Aktivitas yang nyata cukup ditegaskan oleh kedua hal: motifasi dan tujuan atau harapan. Suatu motifasi tunggal, akan merangsang beberapa aksi berbeda, tergantung persepsi pribadi tentang tujuan atau  sumber motifasi. Selanjutnya, tujuan tunggal didukung oleh beberapa aksi berbeda, tergantung pada motifasi. Sebagai contoh, suatu pertanyaan terbuka, pada lingkungan belajar yang terpusat pada siswa, bisa menimbulkan variasi tanggapan sesuai banyaknya siswa, dengan kebutuhan berbeda dan persepsi berbeda terhadap tujuan, sehingga mencari solusi dengan cara berbeda.

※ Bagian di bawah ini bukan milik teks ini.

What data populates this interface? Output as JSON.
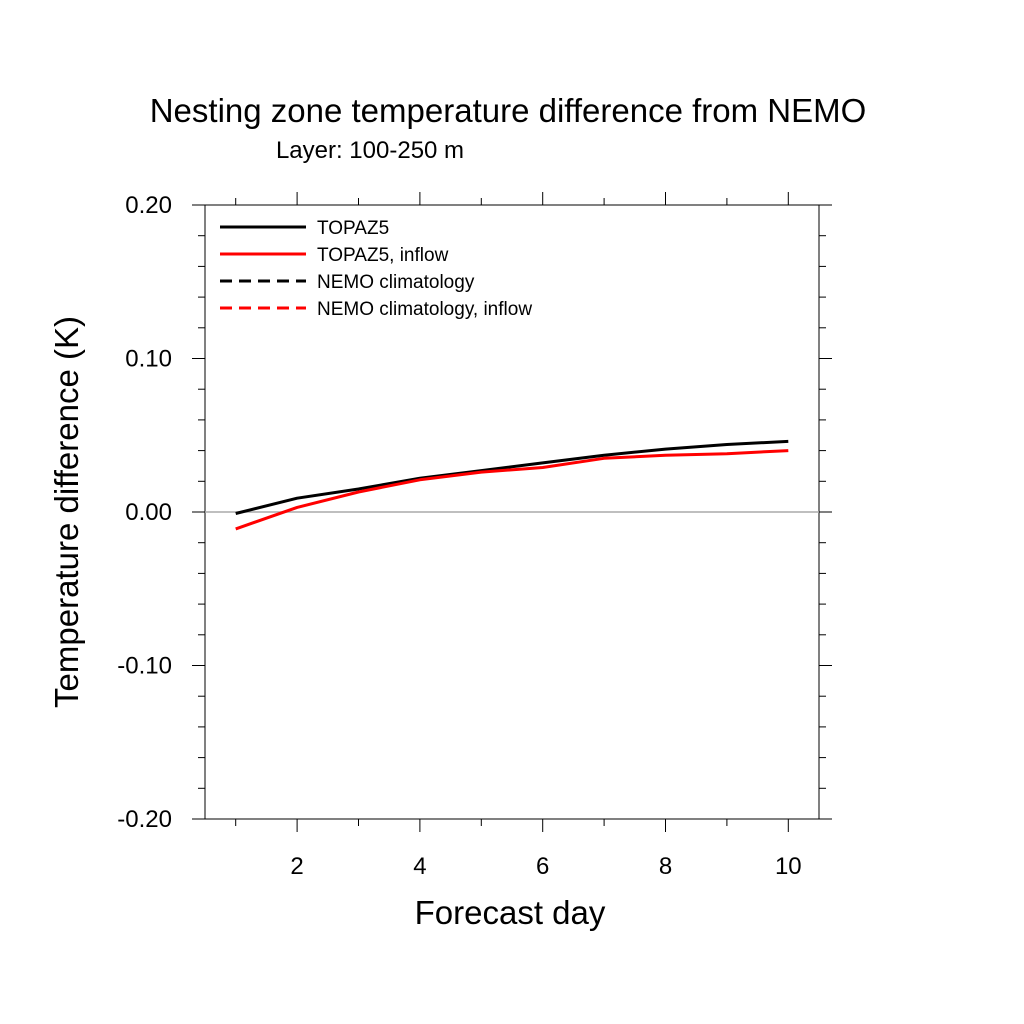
{
  "chart_data": {
    "type": "line",
    "title": "Nesting zone temperature difference from NEMO",
    "subtitle": "Layer: 100-250 m",
    "xlabel": "Forecast day",
    "ylabel": "Temperature difference (K)",
    "xlim": [
      0.5,
      10.5
    ],
    "ylim": [
      -0.2,
      0.2
    ],
    "x_ticks": [
      2,
      4,
      6,
      8,
      10
    ],
    "x_tick_labels": [
      "2",
      "4",
      "6",
      "8",
      "10"
    ],
    "y_ticks": [
      -0.2,
      -0.1,
      0.0,
      0.1,
      0.2
    ],
    "y_tick_labels": [
      "-0.20",
      "-0.10",
      "0.00",
      "0.10",
      "0.20"
    ],
    "zero_line": true,
    "legend_position": "top-left",
    "series": [
      {
        "name": "TOPAZ5",
        "color": "#000000",
        "dash": "solid",
        "x": [
          1,
          2,
          3,
          4,
          5,
          6,
          7,
          8,
          9,
          10
        ],
        "y": [
          -0.001,
          0.009,
          0.015,
          0.022,
          0.027,
          0.032,
          0.037,
          0.041,
          0.044,
          0.046
        ]
      },
      {
        "name": "TOPAZ5, inflow",
        "color": "#ff0000",
        "dash": "solid",
        "x": [
          1,
          2,
          3,
          4,
          5,
          6,
          7,
          8,
          9,
          10
        ],
        "y": [
          -0.011,
          0.003,
          0.013,
          0.021,
          0.026,
          0.029,
          0.035,
          0.037,
          0.038,
          0.04
        ]
      },
      {
        "name": "NEMO climatology",
        "color": "#000000",
        "dash": "dashed",
        "x": [],
        "y": []
      },
      {
        "name": "NEMO climatology, inflow",
        "color": "#ff0000",
        "dash": "dashed",
        "x": [],
        "y": []
      }
    ]
  }
}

Pada kondisi otoriter, tujuan memperoleh jawaban soal matematika bisa ditiru dari pekerjaan teman, mengerjakannya diluar prinsip pertama, atau mengingat jawaban sesuai pengalaman sebelumnya. Rupanya, aksi yang identik bisa memiliki makna berbeda sesuai mutu pikiran dan belajar yang berbeda, untuk orang – orang dengan kebutuhan dan tujuan berbeda.
Devydov, Zinchenko, dan Talysina (1983) menyatakan bahwa aktivitas meliputi hal-hal berikut:
1.      Suatu kebutuhan mendorong seseorang/subjek untuk mencari suatu objek atau tujuan
2.      Penemuan suatu objek atau pencapaian tujuan. Sekali penemuan objek, aktifitas itelektual tidak begitu jauh dituntun oleh sifat-sifat objek , tetapi dituntun oleh bayangan/imaginasi subjek/pelaku
3.      Pembentukan suatu bayangan/image yang tampak sebagai proses timbal balik antara subjek dan objek
4.      Konversi aktivitas menjadi hasil yang objektif
Karena persepsi kebutuhan dan tujuan adalah subjektif, kerangka ideologi nilai, harapan, dan kepercayaan dan pengetahuan dihasilkan melalui pelaksanaan aktifitas yang cepat, suatu tolok ukur penting dalam proses berpikir.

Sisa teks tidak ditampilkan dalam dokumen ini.